Updated 9:42am 25 November 2012

Morning news headlines for November 15, 2012

IDS vows to tackle child poverty

IAIN Duncan Smith will today seek to reassure critics that he is committed to ending child poverty but insist that “meaningful and accurate” measures must replace “arbitrary” household income targets.

The Work and Pensions Secretary will launch a consultation on controversial plans to move away from the poverty indicator introduced by Labour, which defines it as those children living in households with less than 60% of the median income.

Campaigners are concerned that the Government is trying to duck commitments to ending child poverty by 2020, but Mr Duncan Smith will say new measures are needed to take into account issues like worklessness, debt and family breakdown which underlie child poverty.

New drug found ‘every week’ in EU

A NEW drug is reported in Europe at a rate of about one every week, according to a report.

Some 50 new substances have already been detected this year, the European Monitoring Centre for Drugs and Drug Addiction (EMCDDA) said, with new drugs reported in the EU at the rate of around one per week.

A total of 49 new “psychoactive” substances were officially notified for the first time last year, the EMCDDA said  – the largest number reported in a single year, up from 41 in 2010, and 24 in 2009.

Defence chief warns of cuts impact

THE head of the armed forces has warned he cannot do everything ministers would like in the wake of the Government’s defence cuts.

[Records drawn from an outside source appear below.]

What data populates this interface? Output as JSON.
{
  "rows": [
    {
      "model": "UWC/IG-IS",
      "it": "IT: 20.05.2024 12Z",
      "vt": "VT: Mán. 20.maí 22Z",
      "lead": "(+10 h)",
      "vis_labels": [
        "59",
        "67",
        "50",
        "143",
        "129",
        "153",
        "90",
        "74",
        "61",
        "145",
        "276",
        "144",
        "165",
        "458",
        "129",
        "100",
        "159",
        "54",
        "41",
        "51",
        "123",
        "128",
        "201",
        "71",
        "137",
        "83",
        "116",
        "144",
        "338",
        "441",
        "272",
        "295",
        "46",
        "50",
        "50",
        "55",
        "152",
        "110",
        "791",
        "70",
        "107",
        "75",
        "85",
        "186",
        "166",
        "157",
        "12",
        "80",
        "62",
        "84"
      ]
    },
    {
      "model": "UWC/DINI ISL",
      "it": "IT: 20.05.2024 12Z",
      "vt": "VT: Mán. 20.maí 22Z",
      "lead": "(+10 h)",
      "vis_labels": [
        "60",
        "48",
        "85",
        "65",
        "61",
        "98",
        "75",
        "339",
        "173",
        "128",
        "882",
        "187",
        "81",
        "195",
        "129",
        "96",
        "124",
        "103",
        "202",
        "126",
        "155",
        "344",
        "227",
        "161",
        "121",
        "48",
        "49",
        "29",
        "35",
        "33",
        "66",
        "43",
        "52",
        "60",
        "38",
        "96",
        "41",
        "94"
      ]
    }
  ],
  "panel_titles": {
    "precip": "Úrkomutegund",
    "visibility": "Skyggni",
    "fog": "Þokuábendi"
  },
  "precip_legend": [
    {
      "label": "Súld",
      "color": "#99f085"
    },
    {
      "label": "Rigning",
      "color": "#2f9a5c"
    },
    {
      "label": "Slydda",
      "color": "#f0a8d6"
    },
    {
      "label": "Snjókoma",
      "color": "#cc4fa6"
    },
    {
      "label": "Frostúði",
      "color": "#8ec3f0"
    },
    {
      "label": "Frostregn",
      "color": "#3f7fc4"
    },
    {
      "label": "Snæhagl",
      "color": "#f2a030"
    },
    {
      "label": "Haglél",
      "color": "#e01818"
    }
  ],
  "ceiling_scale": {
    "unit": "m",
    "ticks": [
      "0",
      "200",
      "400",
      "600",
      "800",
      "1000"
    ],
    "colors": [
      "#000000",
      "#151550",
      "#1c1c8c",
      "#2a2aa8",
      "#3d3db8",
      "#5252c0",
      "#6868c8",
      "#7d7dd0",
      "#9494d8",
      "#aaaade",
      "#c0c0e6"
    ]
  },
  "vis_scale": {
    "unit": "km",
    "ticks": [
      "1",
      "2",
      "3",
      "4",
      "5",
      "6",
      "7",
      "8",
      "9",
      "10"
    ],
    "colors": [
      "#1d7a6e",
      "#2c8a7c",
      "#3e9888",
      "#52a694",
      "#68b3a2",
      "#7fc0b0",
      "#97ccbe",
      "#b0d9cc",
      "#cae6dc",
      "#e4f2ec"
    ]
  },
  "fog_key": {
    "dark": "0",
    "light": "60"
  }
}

Chief of the Defence Staff General Sir David Richards said ministers’ demands had not been revised to correspond with the reduced size of the armed forces.

“We have a whole load of tasks expected of us,” he said in an Oxford University lecture quoted by the Daily Telegraph.

Xi takes reins in China transition

XI JINPING became China’s new leader today, assuming the top posts in the Communist Party and the powerful military in a political transition unbowed by scandals, a slower economy and public demands for reforms.

Mr Xi was introduced as the new party general secretary at Beijing’s Great Hall of the People a day after the close of a week-long party congress that underlined the communists’ determination to remain firmly in power.

He and the six other men who will form China’s new collective leadership, all dressed in dark suits, walked in line on to the red-carpeted stage.